Cost-utility and Physiological Effects of LDN in Patients With Fibromyalgia
Status:
Not yet recruiting
Trial end date:
2024-07-31
Target enrollment:
Participant gender:
Summary
Background: Low-dose naltrexone (LDN) may be useful in managing the pathologies that alter
inflammatory markers, such as Crohn's disease or fibromyalgia (FM). The anti-inflammatory
effect of LDN should be produced through the inhibition of Toll-like receptor 4 activity
expressed in the membrane of various immune system cells (e.g. microglia). Conversely, due to
a rebound effect, LDN could exercise an analgesic effect that strengthens the endogenous
inhibitory system. According to this hypothesis, the low-intensity and intermittent blocking
of the opioid receptors generated by LDN should induce a compensatory mechanism that should
facilitate an increase in the production of endogenous opioids and greater sensitivity of the
system to their effects. To date, the effects of LDN in patients with FM have been evaluated
through crossover studies that have yielded promising results. Given that the studies
conducted up to now have had small sample sizes and crossover designs, and given that there
are still no studies in which its potential cost-utility is assessed, studies with greater
methodological rigor and larger samples are necessary to confirm the effectiveness of LDN in
FM.
Jointly evaluating the effectiveness and cost-utility, the changes in metabolites in certain
areas of the brain, and systemic inflammatory markers potentially linked to the
etiopathogenesis of FM, should allow us to gain a more detailed knowledge of the
neurobiological mechanisms underlying the effectiveness of LDN in this population.
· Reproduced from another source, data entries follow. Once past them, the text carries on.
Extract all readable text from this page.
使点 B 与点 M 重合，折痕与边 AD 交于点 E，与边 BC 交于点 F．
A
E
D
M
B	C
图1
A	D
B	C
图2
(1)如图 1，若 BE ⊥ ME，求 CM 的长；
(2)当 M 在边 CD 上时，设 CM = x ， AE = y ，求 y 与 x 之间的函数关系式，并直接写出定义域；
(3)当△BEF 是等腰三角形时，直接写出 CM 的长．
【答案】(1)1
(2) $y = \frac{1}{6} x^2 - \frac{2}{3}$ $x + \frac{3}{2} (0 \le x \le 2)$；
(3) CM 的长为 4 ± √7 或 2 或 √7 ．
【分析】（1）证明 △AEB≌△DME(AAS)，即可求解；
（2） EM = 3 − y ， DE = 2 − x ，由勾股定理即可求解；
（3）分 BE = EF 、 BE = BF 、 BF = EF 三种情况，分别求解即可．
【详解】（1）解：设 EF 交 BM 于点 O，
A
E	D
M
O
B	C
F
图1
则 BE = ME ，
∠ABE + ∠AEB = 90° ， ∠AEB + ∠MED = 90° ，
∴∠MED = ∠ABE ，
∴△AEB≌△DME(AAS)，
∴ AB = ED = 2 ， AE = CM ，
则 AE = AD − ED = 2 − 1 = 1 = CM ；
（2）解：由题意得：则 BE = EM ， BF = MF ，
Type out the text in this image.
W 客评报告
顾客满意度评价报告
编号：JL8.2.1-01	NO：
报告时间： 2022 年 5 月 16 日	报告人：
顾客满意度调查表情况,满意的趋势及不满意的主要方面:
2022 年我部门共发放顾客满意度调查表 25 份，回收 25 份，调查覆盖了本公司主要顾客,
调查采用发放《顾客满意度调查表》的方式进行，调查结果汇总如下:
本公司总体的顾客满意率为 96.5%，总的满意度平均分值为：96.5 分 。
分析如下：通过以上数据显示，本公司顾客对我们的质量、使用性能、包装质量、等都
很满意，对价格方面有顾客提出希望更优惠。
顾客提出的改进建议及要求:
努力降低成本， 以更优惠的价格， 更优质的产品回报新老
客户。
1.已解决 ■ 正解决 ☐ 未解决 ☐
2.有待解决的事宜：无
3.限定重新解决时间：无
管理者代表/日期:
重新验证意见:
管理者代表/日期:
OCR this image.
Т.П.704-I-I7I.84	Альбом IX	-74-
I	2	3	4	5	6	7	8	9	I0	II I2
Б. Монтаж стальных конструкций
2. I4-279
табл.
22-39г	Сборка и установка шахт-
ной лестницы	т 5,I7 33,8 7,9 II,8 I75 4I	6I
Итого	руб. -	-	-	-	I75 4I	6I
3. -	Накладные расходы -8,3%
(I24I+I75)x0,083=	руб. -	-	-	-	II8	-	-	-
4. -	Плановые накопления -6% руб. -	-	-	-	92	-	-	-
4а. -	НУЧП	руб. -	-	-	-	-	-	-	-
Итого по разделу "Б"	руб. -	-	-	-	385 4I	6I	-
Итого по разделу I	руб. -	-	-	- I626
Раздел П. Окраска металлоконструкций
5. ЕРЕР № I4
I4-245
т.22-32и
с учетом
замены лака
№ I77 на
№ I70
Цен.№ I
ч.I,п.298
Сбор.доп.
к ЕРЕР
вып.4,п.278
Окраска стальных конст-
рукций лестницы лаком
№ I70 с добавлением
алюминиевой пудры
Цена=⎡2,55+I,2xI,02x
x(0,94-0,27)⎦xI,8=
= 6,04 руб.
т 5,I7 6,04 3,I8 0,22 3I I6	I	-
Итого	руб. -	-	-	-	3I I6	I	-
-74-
Objectives: To evaluate the effectiveness and safety of LDN in patients with FM and analyse
its cost-utility both from the government and the healthcare perspective at 1-year follow-up.
Brain metabolites and systemic inflammatory biomarkers will be included to evaluate
neurobiological mechanisms behind LDN therapeutic effects.
Design: Randomized, Controlled Trial. Centre: Parc Sanitari Sant Joan de Déu (St. Boi de
Llobregat, Spain). Participants: 120 patients with FM will be randomly assigned to LDN
(4.5mg/day) or placebo.
Main outcome measure: Pain severity using Ecological Momentary Assessment. Secondary
outcomes: functionality, affective symptoms, fibrofog, quality of life. Costs and QALYs will
be also calculated. Biomarkers: 50% of the patients will be scanned at baseline and at week
12 for changes in brain metabolites related to neuroinflammation and central sensitization.
Immune-inflammatory markers in serum will also be evaluated.